Should you publish your novel on your blog?
It’s a long old slog, isn’t it?
Writing your novel, I mean.
You’ve been writing for months, but you’re still nowhere near finishing.
And now you’re starting to lose impetus. What’s the point of all this work if no one’s ever gonna read it?
You need some feedback on your writing.
OK, you’d really like a bit of praise to encourage you to carry on, but that’s not the only thing. You’re worried that your novel is going in the wrong direction, or your characters are cliched…
Or is the whole thing just total rubbish and you should quit trying to write a novel and take up the banjo instead?
You’d just like to get a few opinions on your book before you go any further.
And then you get this great idea.
Why shouldn’t you publish your book, chapter by chapter, on your blog?
You’ll get feedback right away. If you’re on the wrong track, you can put the story right before you’ve wasted too much effort on it.
You can start building an audience of devoted readers before you publish.
And you might even get a publisher interested.
After all, Andy Weir did it.
He released his book The Martian chapter by chapter on his blog, then self-published it as a Kindle ebook. It was so successful, he got a $100,000 publishing deal.
Lots of writers follow the same plan on Wattpad – can they all be wrong?
The short answer is:
Allowing people to read the first chapter free as a taster is a good idea, if you have a self-published ebook on Amazon, for example.
But if your book’s not finished and won’t be ready to sell for another year, what’s the point in getting people excited and ready to buy it now?

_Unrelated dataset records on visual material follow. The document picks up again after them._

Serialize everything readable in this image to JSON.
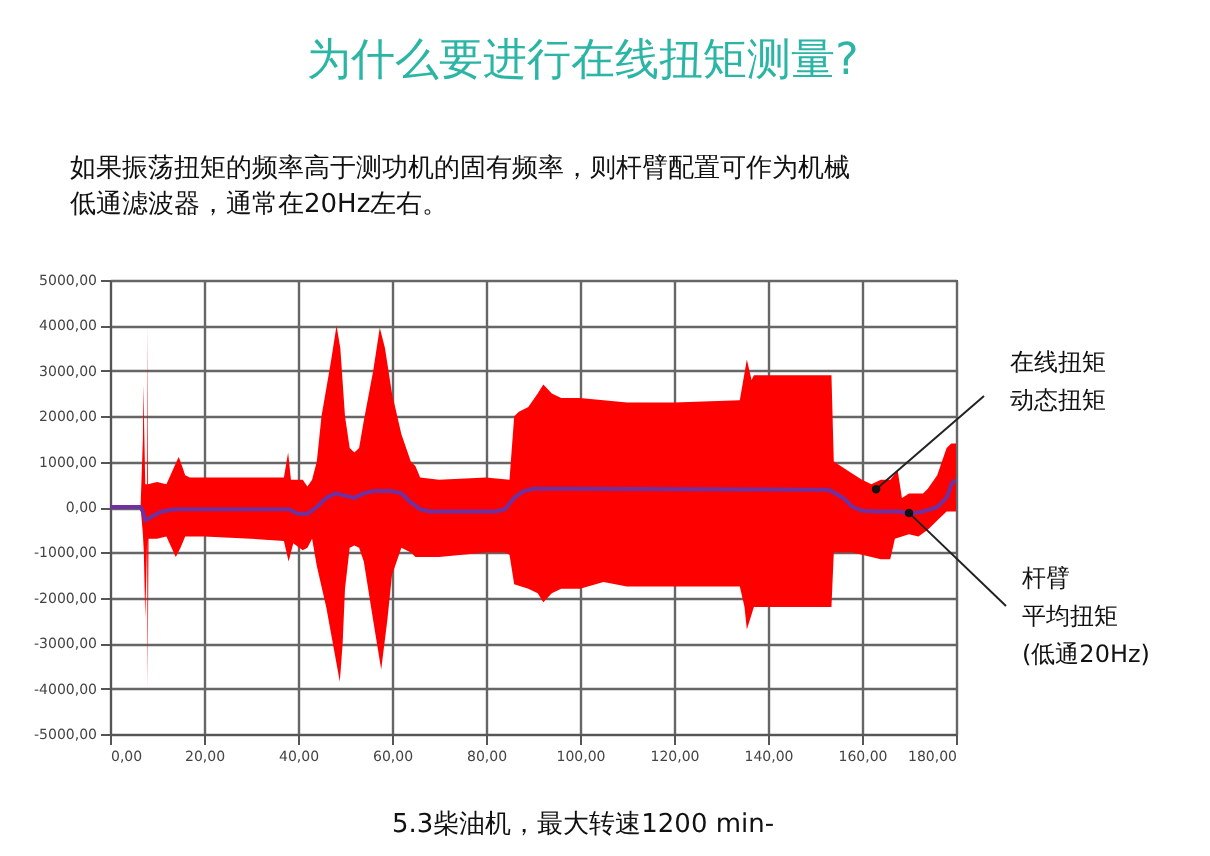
{
  "chart_data": {
    "type": "area",
    "title": "为什么要进行在线扭矩测量?",
    "subtitle": "如果振荡扭矩的频率高于测功机的固有频率，则杆臂配置可作为机械低通滤波器，通常在20Hz左右。",
    "xlim": [
      0,
      180
    ],
    "xticks": [
      {
        "value": 0,
        "label": "0,00"
      },
      {
        "value": 20,
        "label": "20,00"
      },
      {
        "value": 40,
        "label": "40,00"
      },
      {
        "value": 60,
        "label": "60,00"
      },
      {
        "value": 80,
        "label": "80,00"
      },
      {
        "value": 100,
        "label": "100,00"
      },
      {
        "value": 120,
        "label": "120,00"
      },
      {
        "value": 140,
        "label": "140,00"
      },
      {
        "value": 160,
        "label": "160,00"
      },
      {
        "value": 180,
        "label": "180,00"
      }
    ],
    "ylim": [
      -5000,
      5000
    ],
    "yticks": [
      {
        "value": -5000,
        "label": "-5000,00"
      },
      {
        "value": -4000,
        "label": "-4000,00"
      },
      {
        "value": -3000,
        "label": "-3000,00"
      },
      {
        "value": -2000,
        "label": "-2000,00"
      },
      {
        "value": -1000,
        "label": "-1000,00"
      },
      {
        "value": 0,
        "label": "0,00"
      },
      {
        "value": 1000,
        "label": "1000,00"
      },
      {
        "value": 2000,
        "label": "2000,00"
      },
      {
        "value": 3000,
        "label": "3000,00"
      },
      {
        "value": 4000,
        "label": "4000,00"
      },
      {
        "value": 5000,
        "label": "5000,00"
      }
    ],
    "grid": true,
    "series": [
      {
        "color": "#ff0000",
        "x": [
          6.5,
          7,
          7.1,
          7.5,
          7.9,
          8,
          8.1,
          10,
          12,
          14.6,
          15,
          16,
          17,
          20,
          30,
          37,
          37.9,
          38.5,
          41,
          42,
          43,
          44,
          45,
          47,
          48.2,
          49,
          50,
          51,
          52,
          53,
          54,
          56,
          57.4,
          58.5,
          60,
          62,
          64,
          65,
          66,
          70,
          80,
          85,
          86,
          87,
          89,
          91,
          92.2,
          94,
          96,
          100,
          110,
          120,
          134,
          135.5,
          136.5,
          137,
          152,
          153.5,
          154,
          157,
          160,
          162,
          164,
          166,
          167.6,
          168.5,
          170,
          173,
          174,
          176,
          178,
          179,
          180
        ],
        "values": [
          0,
          1500,
          2700,
          500,
          500,
          4000,
          500,
          550,
          500,
          1100,
          1000,
          700,
          650,
          650,
          650,
          650,
          1200,
          600,
          600,
          450,
          600,
          1000,
          2000,
          3200,
          4000,
          3500,
          2000,
          1300,
          1200,
          1300,
          1900,
          3000,
          3950,
          3500,
          2500,
          1600,
          1000,
          900,
          650,
          600,
          650,
          600,
          2000,
          2100,
          2200,
          2500,
          2700,
          2500,
          2400,
          2400,
          2300,
          2300,
          2350,
          3250,
          2800,
          2900,
          2900,
          2900,
          1000,
          800,
          600,
          500,
          600,
          600,
          800,
          200,
          300,
          300,
          400,
          700,
          1300,
          1400,
          1400
        ]
      },
      {
        "color": "#ff0000",
        "x": [
          6.5,
          7,
          7.2,
          7.5,
          7.9,
          8,
          8.2,
          10,
          12,
          14,
          15,
          16,
          20,
          30,
          37,
          38,
          39,
          41,
          42,
          43,
          44,
          46,
          48.9,
          49.5,
          50,
          51,
          52,
          53,
          54,
          56,
          57.7,
          59,
          60,
          62,
          64,
          65,
          70,
          80,
          84,
          85,
          86,
          89,
          91,
          92.2,
          94,
          96,
          100,
          105,
          110,
          120,
          134,
          135,
          135.5,
          137,
          140,
          153.5,
          154,
          158,
          160,
          162,
          164,
          166,
          167,
          170,
          172,
          174,
          176,
          178,
          179,
          180
        ],
        "values": [
          0,
          -600,
          -1000,
          -2450,
          -700,
          -4000,
          -700,
          -700,
          -650,
          -1100,
          -900,
          -650,
          -650,
          -700,
          -750,
          -1200,
          -800,
          -950,
          -900,
          -700,
          -1300,
          -2200,
          -3850,
          -3000,
          -1800,
          -900,
          -850,
          -900,
          -1200,
          -2500,
          -3580,
          -2500,
          -1500,
          -900,
          -1000,
          -1100,
          -1100,
          -1000,
          -1000,
          -1050,
          -1700,
          -1800,
          -1900,
          -2100,
          -1900,
          -1800,
          -1800,
          -1650,
          -1750,
          -1750,
          -1750,
          -2200,
          -2700,
          -2200,
          -2200,
          -2200,
          -1000,
          -1000,
          -1050,
          -1100,
          -1150,
          -1150,
          -700,
          -600,
          -650,
          -500,
          -300,
          -100,
          -100,
          -100
        ]
      },
      {
        "type": "line",
        "color": "#7030a0",
        "x": [
          0,
          6.5,
          7,
          7.5,
          9,
          11,
          14,
          20,
          38,
          40,
          42,
          44,
          46,
          48,
          50,
          52,
          54,
          56,
          60,
          62,
          64,
          66,
          68,
          82,
          84,
          86,
          88,
          90,
          100,
          150,
          153,
          156,
          158,
          160,
          163,
          168,
          170,
          173,
          176,
          178,
          179,
          180
        ],
        "values": [
          0,
          0,
          -100,
          -300,
          -200,
          -100,
          -50,
          -50,
          -50,
          -150,
          -150,
          0,
          200,
          300,
          250,
          200,
          300,
          350,
          350,
          300,
          100,
          -50,
          -100,
          -100,
          -50,
          200,
          350,
          400,
          400,
          380,
          380,
          200,
          0,
          -80,
          -100,
          -100,
          -150,
          -100,
          0,
          200,
          500,
          600
        ]
      }
    ],
    "annotations": [
      {
        "text": "在线扭矩动态扭矩",
        "x": 163,
        "y": 390
      },
      {
        "text": "杆臂平均扭矩(低通20Hz)",
        "x": 170,
        "y": -130
      },
      "5.3柴油机，最大转速1200 min-"
    ]
  }
}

By the time it’s published, they’ll have forgotten you exist.
A finished novel is often very different from the first draft, and you may decide to alter the order of some of the events, cut weak scenes, change character names, etc. You might decide it would be better written from a different point of view, or realise it would be improved by changing the setting to a different country. Your first chapter may end up as your second chapter, or be scrapped altogether as part of your revisions.
Showing the world how amateurish and badly-written it looked in the first draft isn’t necessarily a great way to find buyers.
And if you’re hoping to find a publisher, think again.
Even if you’re perfectly satisfied with your novel’s first draft, a publisher is likely to suggest editorial changes before your book is accepted, and these may disappoint early readers who liked the novel better before those changes were put in place.
If your novel is so good that a publisher wants to publish it, you will be selling them the right to publish it first. If you’ve already released (published) large blocks of the text on a blog, it might complicate the situation and lose you the deal.
So, if you shouldn’t publish on your blog, how can you get the feedback you need to get that first draft finished?
Start with a couple of friends who enjoy reading the genre you’re writing in and ask for their opinion. Then approach some of the readers who comment regularly on your blog and ask them to be beta-readers for each chapter as you produce it, sending it privately by email to avoid publishing it online.
Once your book is taking shape, you could consider paying for a writing critique service.
But, whatever you do, don’t stop writing and take up the banjo!